ITS Deployment Evaluation Program Technical and Program Support

C2SMART researchers are working in partnership with Noblis to provide technical and management support for the ITS Deployment Evaluation program by populating and providing analysis of the ITS Benefits, Costs and Lessons Learned/Best Practices for an ITS Deployment Database. Additionally, C2SMART provides technical and program support for the ITS Deployment Tracking Survey and is providing technical support for modal collaboration on Evidence Based Decision Making (EBDM) to accelerate deployment.

Utilizing CAT Data for Freeway Operational Strategies

The overall scope of the project is to assess use cases where freeway operations strategies could be improved through the transmission of data between a traffic management system (TMS) and the larger cooperative automated transportation (CAT) system (either directly or through a third party). This assessment should (1) spur development of enhanced and new operational strategies and (2) help agencies justify gaining access to additional CAT data.

Digital Twin Technologies Towards Understanding the Interactions between Transportation and other Civil Infrastructure Systems

Digital Twin (DT) technology represents the next evolution in a gradual shift from physical to digital models in civil engineering. Computer-Aided Drafting (CAD) revolutionized the industry by reducing the time and costs associated with documenting the design. Building Information Modeling (BIM) has since all but eliminated the need for physical design descriptors (i.e., drawings or physical models). A digital twin is a relevant abstraction of the physical asset. Itis most frequently used to model/improve/control manufacturing systems. Civil engineering applications of DT have been starting to emerge, but transportation infrastructure represents a challenging extension of DT technology because of its spatial scale and voluminous and time-varying data. However, DT is a powerful decision support tool for the design, maintenance, and management of transportation infrastructure, particularly for studying the interdependency with other infrastructure systems.

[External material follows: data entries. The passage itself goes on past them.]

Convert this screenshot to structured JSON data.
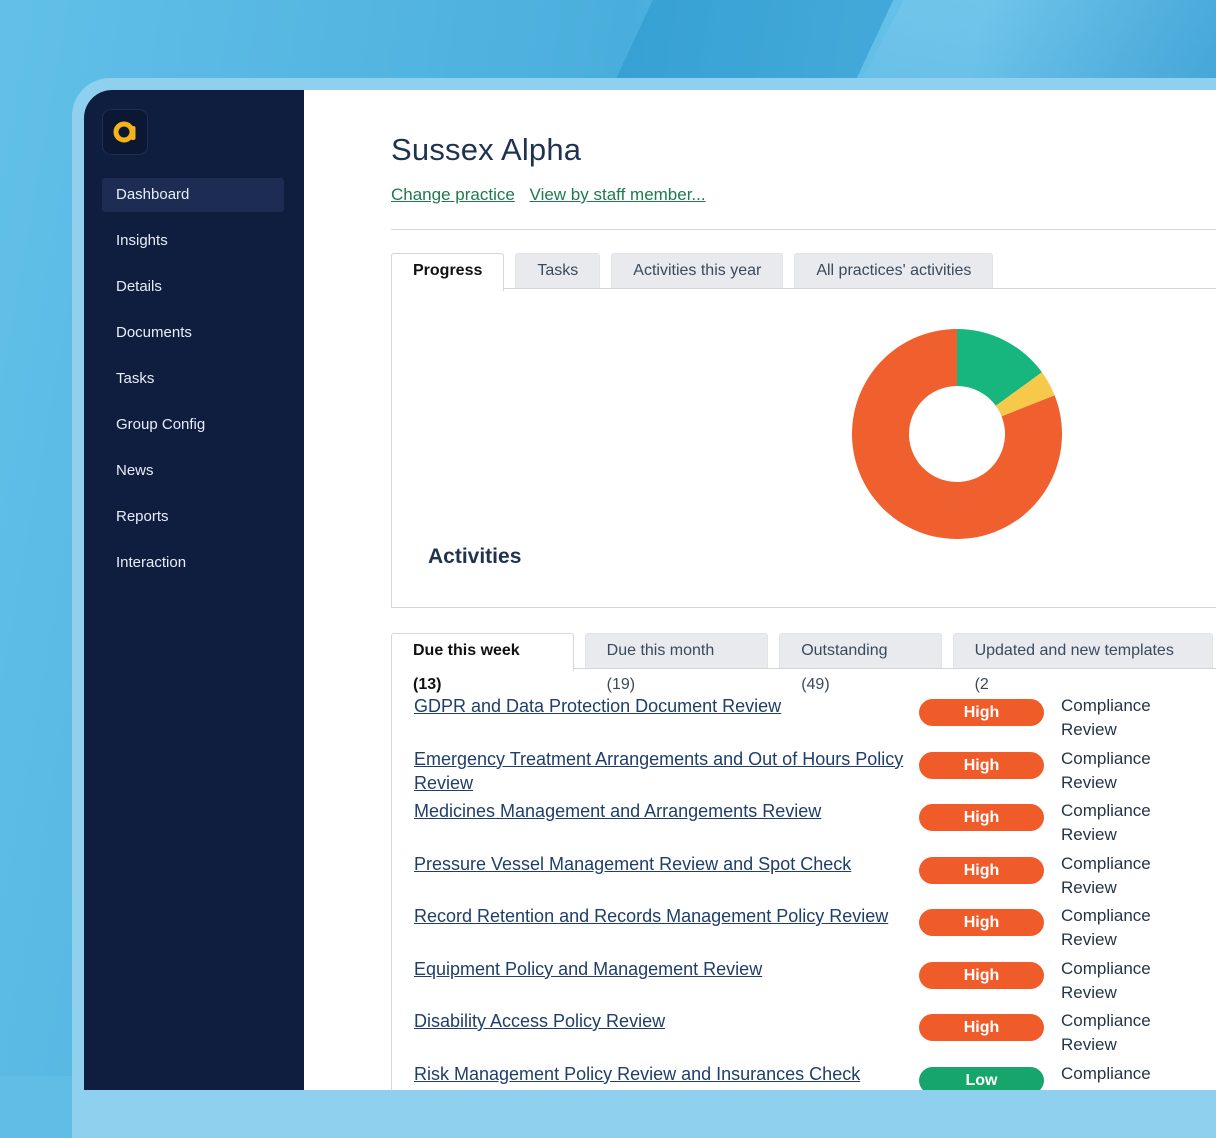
{
  "sidebar": {
    "items": [
      {
        "label": "Dashboard",
        "active": true
      },
      {
        "label": "Insights"
      },
      {
        "label": "Details"
      },
      {
        "label": "Documents"
      },
      {
        "label": "Tasks"
      },
      {
        "label": "Group Config"
      },
      {
        "label": "News"
      },
      {
        "label": "Reports"
      },
      {
        "label": "Interaction"
      }
    ]
  },
  "header": {
    "title": "Sussex Alpha",
    "change_practice": "Change practice",
    "view_by_staff": "View by staff member..."
  },
  "progress_tabs": [
    "Progress",
    "Tasks",
    "Activities this year",
    "All practices' activities"
  ],
  "activities_label": "Activities",
  "chart_data": {
    "type": "pie",
    "donut": true,
    "slices": [
      {
        "value": 15,
        "color": "#16b67e"
      },
      {
        "value": 4,
        "color": "#f6c94a"
      },
      {
        "value": 81,
        "color": "#f05f2e"
      }
    ]
  },
  "due_tabs": [
    "Due this week (13)",
    "Due this month (19)",
    "Outstanding (49)",
    "Updated and new templates (2"
  ],
  "tasks": [
    {
      "title": "GDPR and Data Protection Document Review",
      "priority": "High",
      "level": "high",
      "type": "Compliance Review"
    },
    {
      "title": "Emergency Treatment Arrangements and Out of Hours Policy Review",
      "priority": "High",
      "level": "high",
      "type": "Compliance Review"
    },
    {
      "title": "Medicines Management and Arrangements Review",
      "priority": "High",
      "level": "high",
      "type": "Compliance Review"
    },
    {
      "title": "Pressure Vessel Management Review and Spot Check",
      "priority": "High",
      "level": "high",
      "type": "Compliance Review"
    },
    {
      "title": "Record Retention and Records Management Policy Review",
      "priority": "High",
      "level": "high",
      "type": "Compliance Review"
    },
    {
      "title": "Equipment Policy and Management Review",
      "priority": "High",
      "level": "high",
      "type": "Compliance Review"
    },
    {
      "title": "Disability Access Policy Review",
      "priority": "High",
      "level": "high",
      "type": "Compliance Review"
    },
    {
      "title": "Risk Management Policy Review and Insurances Check",
      "priority": "Low",
      "level": "low",
      "type": "Compliance Review"
    }
  ],
  "colors": {
    "sidebar": "#0f1d3f",
    "high": "#f05b2a",
    "low": "#16a56b",
    "link_green": "#1f7a4d",
    "link_blue": "#1f3e6a"
  }
}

AASHTO (American Association of State Highway and Transportation Officials) and NBI (National Bridge Inventory) Element Deterioration Rates for Bridge Management System

The purpose of this study is to develop and implement an analytical framework to calculate deterioration rates for bridges and large culverts based AASHTO-Element inspection data as well as NBI data and demonstrate the application of the approach through currently available inspection data. This analytical approach will be applied to generate deterioration rates for NYS bridges based on, but not limited to climate and/or geographical location, DOT Region, bridge ownership, material types, design types, and bridge types. The outcome of the research will be further implemented in the AASHTO BrM and the Agile Assets Structures Manager and Bridge Analyst.

Emerging Leaders in Transportation

Led by NYU Rudin Center Assistant Director Sarah Kaufman, the Emerging Leaders in Transportation program develops early-career transportation professionals to develop and promote innovations within their organizations. The three-day program includes professional development with executive leaders, communication work through networking activities, and site visits to major transportation management locations.

Development of a Multi-Agency Construction Management Tool

The main objective of this study is the assessment of the Construction Impact Analysis (CIA) and Work Zone Impact and Strategy Estimator (WISE) tools, and determining the feasibility of their customization with respect to New York City Department of Transportation (NYCDOT) and New York State Department of Transportation (NYSDOT)’s needs and requirements, cost of adoption and modification, and related issues.

Development of an Open Source Multi-Agent Virtual Simulation Test Bed for Evaluating Emerging Transportation Technologies and Policies

In previous years, the research team has developed and calibrated a base model implemented in MATSim and SUMO. This virtual testbed simulates an 8-million-person population and includes cars, trains, bus, bikeshare, taxi, and other for-hire vehicles calibrated to the year 2016. The team is building the architecture to host this virtual test bed and developing system design and user guide documentation.